Les mobilisations pour l'environnement se multiplient, tandis que l'opposition vous reproche une politique des petits pas en matière d'écologie. En faites-vous suffisamment ?
Nous sommes le premier gouvernement qui a pour objectif d'arrêter les centrales à charbon en 2022, de réduire le nombre de réacteurs nucléaires, et d'en finir, à terme, avec le glyphosate. On ne peut instrumentaliser la question de la transition écologique. Quand certains s'emploient à poursuivre en justice l'Etat pour inaction climatique, nous préférons proposer des solutions concrètes aux problèmes environnementaux.
«C'est un enjeu de génération, car la prochaine n'aura plus de planète, si nous continuons comme avant»
La bataille contre le dérèglement climatique doit transcender les clivages politiques. C'est le problème numéro 1 de notre civilisation.
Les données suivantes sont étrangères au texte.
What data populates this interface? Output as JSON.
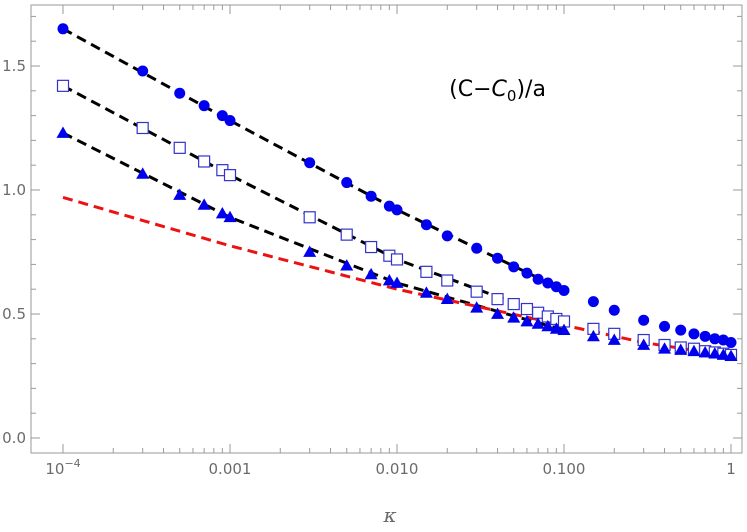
{
  "chart_data": {
    "type": "scatter",
    "title": "",
    "xlabel": "κ",
    "ylabel": "",
    "x_scale": "log",
    "xlim": [
      0.0001,
      1
    ],
    "ylim": [
      0.0,
      1.7
    ],
    "grid": false,
    "legend": "none",
    "x_ticks": [
      {
        "value": 0.0001,
        "label_base": "10",
        "label_exp": "−4"
      },
      {
        "value": 0.001,
        "label": "0.001"
      },
      {
        "value": 0.01,
        "label": "0.010"
      },
      {
        "value": 0.1,
        "label": "0.100"
      },
      {
        "value": 1,
        "label": "1"
      }
    ],
    "y_ticks": [
      {
        "value": 0.0,
        "label": "0.0"
      },
      {
        "value": 0.5,
        "label": "0.5"
      },
      {
        "value": 1.0,
        "label": "1.0"
      },
      {
        "value": 1.5,
        "label": "1.5"
      }
    ],
    "annotation": {
      "prefix": "(C−",
      "italic": "C",
      "subscript": "0",
      "suffix": ")/a",
      "x": 0.04,
      "y": 1.38
    },
    "series": [
      {
        "marker": "circle-filled",
        "color": "#0000ee",
        "points": [
          [
            0.0001,
            1.65
          ],
          [
            0.0003,
            1.48
          ],
          [
            0.0005,
            1.39
          ],
          [
            0.0007,
            1.34
          ],
          [
            0.0009,
            1.3
          ],
          [
            0.001,
            1.28
          ],
          [
            0.003,
            1.11
          ],
          [
            0.005,
            1.03
          ],
          [
            0.007,
            0.975
          ],
          [
            0.009,
            0.935
          ],
          [
            0.01,
            0.92
          ],
          [
            0.015,
            0.86
          ],
          [
            0.02,
            0.815
          ],
          [
            0.03,
            0.765
          ],
          [
            0.04,
            0.725
          ],
          [
            0.05,
            0.69
          ],
          [
            0.06,
            0.665
          ],
          [
            0.07,
            0.64
          ],
          [
            0.08,
            0.625
          ],
          [
            0.09,
            0.61
          ],
          [
            0.1,
            0.595
          ],
          [
            0.15,
            0.55
          ],
          [
            0.2,
            0.515
          ],
          [
            0.3,
            0.475
          ],
          [
            0.4,
            0.45
          ],
          [
            0.5,
            0.435
          ],
          [
            0.6,
            0.42
          ],
          [
            0.7,
            0.41
          ],
          [
            0.8,
            0.4
          ],
          [
            0.9,
            0.395
          ],
          [
            1.0,
            0.385
          ]
        ]
      },
      {
        "marker": "square-open",
        "color": "#3333cc",
        "points": [
          [
            0.0001,
            1.42
          ],
          [
            0.0003,
            1.25
          ],
          [
            0.0005,
            1.17
          ],
          [
            0.0007,
            1.115
          ],
          [
            0.0009,
            1.08
          ],
          [
            0.001,
            1.06
          ],
          [
            0.003,
            0.89
          ],
          [
            0.005,
            0.82
          ],
          [
            0.007,
            0.77
          ],
          [
            0.009,
            0.735
          ],
          [
            0.01,
            0.72
          ],
          [
            0.015,
            0.67
          ],
          [
            0.02,
            0.635
          ],
          [
            0.03,
            0.59
          ],
          [
            0.04,
            0.56
          ],
          [
            0.05,
            0.54
          ],
          [
            0.06,
            0.52
          ],
          [
            0.07,
            0.505
          ],
          [
            0.08,
            0.49
          ],
          [
            0.09,
            0.48
          ],
          [
            0.1,
            0.47
          ],
          [
            0.15,
            0.44
          ],
          [
            0.2,
            0.42
          ],
          [
            0.3,
            0.395
          ],
          [
            0.4,
            0.375
          ],
          [
            0.5,
            0.365
          ],
          [
            0.6,
            0.36
          ],
          [
            0.7,
            0.35
          ],
          [
            0.8,
            0.345
          ],
          [
            0.9,
            0.34
          ],
          [
            1.0,
            0.335
          ]
        ]
      },
      {
        "marker": "triangle-filled",
        "color": "#0000ee",
        "points": [
          [
            0.0001,
            1.23
          ],
          [
            0.0003,
            1.065
          ],
          [
            0.0005,
            0.98
          ],
          [
            0.0007,
            0.94
          ],
          [
            0.0009,
            0.905
          ],
          [
            0.001,
            0.89
          ],
          [
            0.003,
            0.75
          ],
          [
            0.005,
            0.695
          ],
          [
            0.007,
            0.66
          ],
          [
            0.009,
            0.635
          ],
          [
            0.01,
            0.625
          ],
          [
            0.015,
            0.585
          ],
          [
            0.02,
            0.56
          ],
          [
            0.03,
            0.525
          ],
          [
            0.04,
            0.5
          ],
          [
            0.05,
            0.485
          ],
          [
            0.06,
            0.47
          ],
          [
            0.07,
            0.46
          ],
          [
            0.08,
            0.45
          ],
          [
            0.09,
            0.44
          ],
          [
            0.1,
            0.435
          ],
          [
            0.15,
            0.41
          ],
          [
            0.2,
            0.395
          ],
          [
            0.3,
            0.375
          ],
          [
            0.4,
            0.36
          ],
          [
            0.5,
            0.355
          ],
          [
            0.6,
            0.35
          ],
          [
            0.7,
            0.345
          ],
          [
            0.8,
            0.34
          ],
          [
            0.9,
            0.335
          ],
          [
            1.0,
            0.33
          ]
        ]
      }
    ],
    "fit_lines": [
      {
        "style": "dashed",
        "color": "#000000",
        "points": [
          [
            0.0001,
            1.65
          ],
          [
            0.001,
            1.28
          ],
          [
            0.01,
            0.92
          ],
          [
            0.1,
            0.595
          ]
        ]
      },
      {
        "style": "dashed",
        "color": "#000000",
        "points": [
          [
            0.0001,
            1.42
          ],
          [
            0.001,
            1.06
          ],
          [
            0.01,
            0.72
          ],
          [
            0.1,
            0.47
          ]
        ]
      },
      {
        "style": "dashed",
        "color": "#000000",
        "points": [
          [
            0.0001,
            1.23
          ],
          [
            0.001,
            0.89
          ],
          [
            0.01,
            0.625
          ],
          [
            0.1,
            0.435
          ]
        ]
      },
      {
        "style": "dashed",
        "color": "#ee1111",
        "points": [
          [
            0.0001,
            0.97
          ],
          [
            0.001,
            0.775
          ],
          [
            0.01,
            0.6
          ],
          [
            0.1,
            0.455
          ],
          [
            0.3,
            0.385
          ],
          [
            1.0,
            0.33
          ]
        ]
      }
    ]
  }
}
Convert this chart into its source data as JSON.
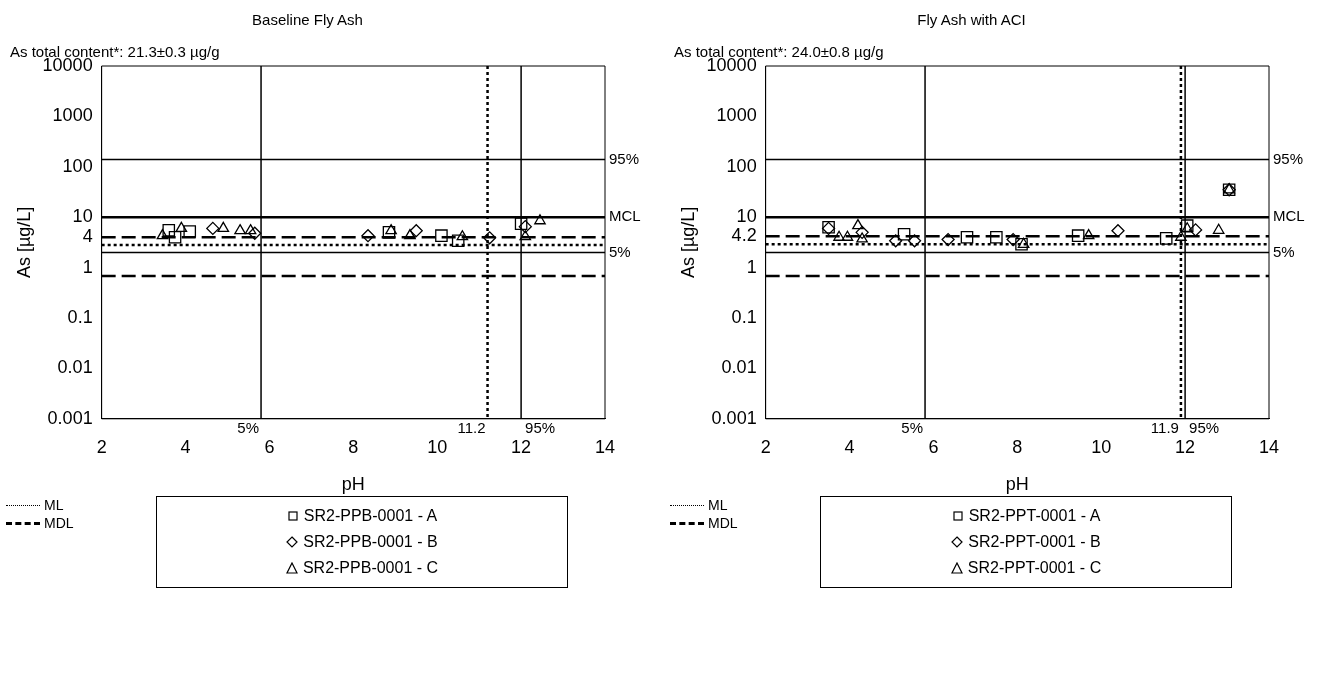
{
  "chart_data": [
    {
      "type": "scatter",
      "title": "Baseline Fly Ash",
      "subtitle": "As total content*: 21.3±0.3 µg/g",
      "xlabel": "pH",
      "ylabel": "As [µg/L]",
      "xlim": [
        2,
        14
      ],
      "xticks": [
        2,
        4,
        6,
        8,
        10,
        12,
        14
      ],
      "ylim": [
        0.001,
        10000
      ],
      "yticks": [
        0.001,
        0.01,
        0.1,
        1,
        4,
        10,
        100,
        1000,
        10000
      ],
      "log": "y",
      "grid": false,
      "legend": "bottom",
      "annotations": [
        "95%",
        "5%",
        "5%",
        "95%"
      ],
      "series": [
        {
          "name": "SR2-PPB-0001 - A",
          "color": "#000000",
          "marker": "square",
          "x": [
            3.75,
            4.1,
            3.6,
            8.85,
            10.1,
            10.5,
            12.0
          ],
          "values": [
            4.0,
            5.2,
            5.5,
            5.0,
            4.3,
            3.4,
            7.4
          ]
        },
        {
          "name": "SR2-PPB-0001 - B",
          "color": "#000000",
          "marker": "diamond",
          "x": [
            4.65,
            5.65,
            8.35,
            9.5,
            11.25,
            12.1
          ],
          "values": [
            6.0,
            4.8,
            4.3,
            5.4,
            3.9,
            6.5
          ]
        },
        {
          "name": "SR2-PPB-0001 - C",
          "color": "#000000",
          "marker": "triangle",
          "x": [
            3.45,
            3.9,
            4.9,
            5.3,
            5.55,
            8.9,
            9.35,
            10.6,
            12.1,
            12.45
          ],
          "values": [
            4.3,
            6.0,
            6.0,
            5.4,
            5.4,
            5.4,
            4.3,
            4.1,
            4.1,
            8.5
          ]
        }
      ],
      "ref_lines": [
        {
          "axis": "y",
          "value": 140,
          "line_style": "solid"
        },
        {
          "axis": "y",
          "value": 10,
          "label": "MCL",
          "line_style": "solid"
        },
        {
          "axis": "y",
          "value": 4,
          "line_style": "dashed"
        },
        {
          "axis": "y",
          "value": 2.8,
          "label": "ML",
          "line_style": "dotted"
        },
        {
          "axis": "y",
          "value": 2,
          "line_style": "solid"
        },
        {
          "axis": "y",
          "value": 0.68,
          "label": "MDL",
          "line_style": "dashed"
        },
        {
          "axis": "x",
          "value": 5.8,
          "line_style": "solid"
        },
        {
          "axis": "x",
          "value": 11.2,
          "label": "11.2",
          "line_style": "dotted"
        },
        {
          "axis": "x",
          "value": 12,
          "line_style": "solid"
        }
      ]
    },
    {
      "type": "scatter",
      "title": "Fly Ash with ACI",
      "subtitle": "As total content*: 24.0±0.8 µg/g",
      "xlabel": "pH",
      "ylabel": "As [µg/L]",
      "xlim": [
        2,
        14
      ],
      "xticks": [
        2,
        4,
        6,
        8,
        10,
        12,
        14
      ],
      "ylim": [
        0.001,
        10000
      ],
      "yticks": [
        0.001,
        0.01,
        0.1,
        1,
        4.2,
        10,
        100,
        1000,
        10000
      ],
      "log": "y",
      "grid": false,
      "legend": "bottom",
      "annotations": [
        "95%",
        "5%",
        "5%",
        "95%"
      ],
      "series": [
        {
          "name": "SR2-PPT-0001 - A",
          "color": "#000000",
          "marker": "square",
          "x": [
            3.5,
            5.3,
            6.8,
            7.5,
            8.1,
            9.45,
            11.55,
            12.05,
            13.05
          ],
          "values": [
            6.3,
            4.6,
            4.0,
            4.0,
            2.9,
            4.3,
            3.8,
            6.8,
            35
          ]
        },
        {
          "name": "SR2-PPT-0001 - B",
          "color": "#000000",
          "marker": "diamond",
          "x": [
            3.5,
            4.3,
            5.1,
            5.55,
            6.35,
            7.9,
            10.4,
            12.25,
            13.05
          ],
          "values": [
            6.0,
            5.0,
            3.4,
            3.4,
            3.6,
            3.6,
            5.4,
            5.6,
            35
          ]
        },
        {
          "name": "SR2-PPT-0001 - C",
          "color": "#000000",
          "marker": "triangle",
          "x": [
            3.75,
            3.95,
            4.2,
            4.3,
            8.15,
            9.7,
            11.9,
            12.05,
            12.8,
            13.05
          ],
          "values": [
            4.0,
            4.0,
            6.8,
            3.7,
            2.9,
            4.3,
            4.0,
            5.9,
            5.5,
            35
          ]
        }
      ],
      "ref_lines": [
        {
          "axis": "y",
          "value": 140,
          "line_style": "solid"
        },
        {
          "axis": "y",
          "value": 10,
          "label": "MCL",
          "line_style": "solid"
        },
        {
          "axis": "y",
          "value": 4.2,
          "line_style": "dashed"
        },
        {
          "axis": "y",
          "value": 2.9,
          "label": "ML",
          "line_style": "dotted"
        },
        {
          "axis": "y",
          "value": 2,
          "line_style": "solid"
        },
        {
          "axis": "y",
          "value": 0.68,
          "label": "MDL",
          "line_style": "dashed"
        },
        {
          "axis": "x",
          "value": 5.8,
          "line_style": "solid"
        },
        {
          "axis": "x",
          "value": 11.9,
          "label": "11.9",
          "line_style": "dotted"
        },
        {
          "axis": "x",
          "value": 12,
          "line_style": "solid"
        }
      ]
    }
  ]
}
La planète vaut bien deux heures de cours [NDLR : séchés par des lycéens pour aller manifester pour le climat, en référence aux récentes « grèves scolaires »]. C'est un enjeu de génération, car la prochaine n'aura plus de planète, si nous continuons comme avant.
La transition écologique est-elle vraiment compatible avec une politique «pro-business», favorable aux entreprises ?
Oui, l'écologie ce n'est pas seulement interdire. Elle doit être positive, pas punitive. La transition écologique est un gisement considérable de centaines de milliers d'emplois, dans les énergies renouvelables, l'économie circulaire, le recyclage, la recherche, tout le travail réalisé pour décarboner notre économie. Dans une Europe post-Brexit, nous pourrions faire de Paris la capitale mondiale de l'innovation environnementale et de la finance vertes. Quant à la politique « pro-business », je prends l'exemple de la loi Pacte : qu'on ne s'y méprenne pas, c'est une loi pour aider nos TPE et PME à se développer en France, ce n'est pas pour les grands groupes multinationaux. Je préfère produire en France plutôt que d'importer, c'est bon pour l'écologie, d'ailleurs.